Esta sensação é, porém, paradoxal, contraditória, na medida em que, por um lado, parece estarmos a vencer batalhas contra doenças endémicas e famigeradas, que dizimaram multidões em tempos não muito longínquos, mas, por outro, temos a sensação de que a morte vai marcando pontos, conquistando novos terrenos, com as ameaças à vida humana, como sejam a despenalização e/ou legalização do aborto, a instalação e disseminação de formas mais ou menos refinadas de eugenismo, a manipulação e destruição de embriões, a persistência intransigente da pena de morte, e uma campanha, quiçá, orquestrada de imposição da eutanásia, que é tudo menos morte doce ou suave.
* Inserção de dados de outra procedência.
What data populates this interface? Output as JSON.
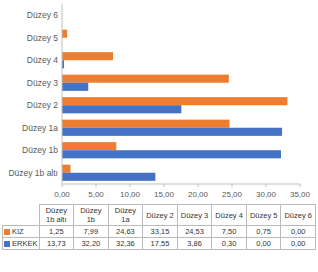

Para não me dispersar, irei centrar a minha atenção estritamente sobre a eutanásia. Esta matéria, tenho perfeita consciência de que é muito sensível e delicada, não só porque a fronteira entre a vida e a morte é já de si tão frágil, mas também porque há muitas questões colaterais, que importa ponderar. De facto, a ausência ou existência de alguns elementos, a acção ou omissão dos intervenientes, a intenção de quem age, podem fazer toda a diferença e alterar o juízo moral.
Há ainda algumas questões prévias, como por exemplo: O que se entende por morte? Que critérios interferem na sua definição? O que é a vida vegetativa? É possível haver recuperação? Quando é que se pode desligar a máquina? O que se entende por coma? E possível recuperar depois de um estado de coma prolongado?
As respostas não são unânimes, mas o que é facto é que situações que há alguns anos eram inultrapassáveis, deixaram de o ser, pelos avanços da ciência. Além disso, há diferentes "Escolas", com posições diversas e mesmo dispares, quando se procura definir a morte. Não é, por isso, uma questão de fácil resolução.
A dificuldade ainda aumenta quando se percebe a confusão que existe quanto à terminologia neste campo, pois a fronteira é ténue, mas faz toda a diferença quanto à essência do que está em causa. Na verdade, muitos casos que se apresentam como eutanásia (abreviação da vida), são, no fundo, distanásia (prolongamento artificial da vida). Morrer com dignidade chama-se ortotanásia, que não se identifica nem com eutanásia, nem com distanásia.
A questão da eutanásia creio fazer parte de uma "agenda" que tem na base uma visão utilitarista e materialista, que tende a "coisificar", e "descartar" a vida humana, colocando-a não como um valor em si, um fim, um absoluto que importa defender, mas conjugando-a com um sem número de condicionantes, que necessariamente a precarizam e menorizam. É fácil nesta perspectiva colocar as coisas, o dinheiro, os bens materiais, ou meros interesses acima do ser humano. Corre-se o risco, se se continuar por este caminho, de qualquer razão, por mais transitória, instantânea e inconsequente que seja, servir para justificar a eutanásia, que já se estendeu em alguns países europeus, às crianças!
Creio que há ainda um outro âmbito a ter em conta, quando se reflecte sobre questões tão sensíveis, refiro-me ao mundo dos afectos, do carinho (carinhoterapia dizia o Papa Francisco há dias), do amor para com os mais fracos, quer se trate da vida nascente, quer da vida no seu ocaso. Qualidade de vida também é isto.
O que dirão as gerações vindouras sobre nós, quando se interpelarem sobre as potencialidades que temos hoje de combater doenças e salvar vidas, mas aceitamos impavidamente que a morte vá vencendo avida no combate da história humana? Será que tudo aquilo que pode ser feito, deve ser feito?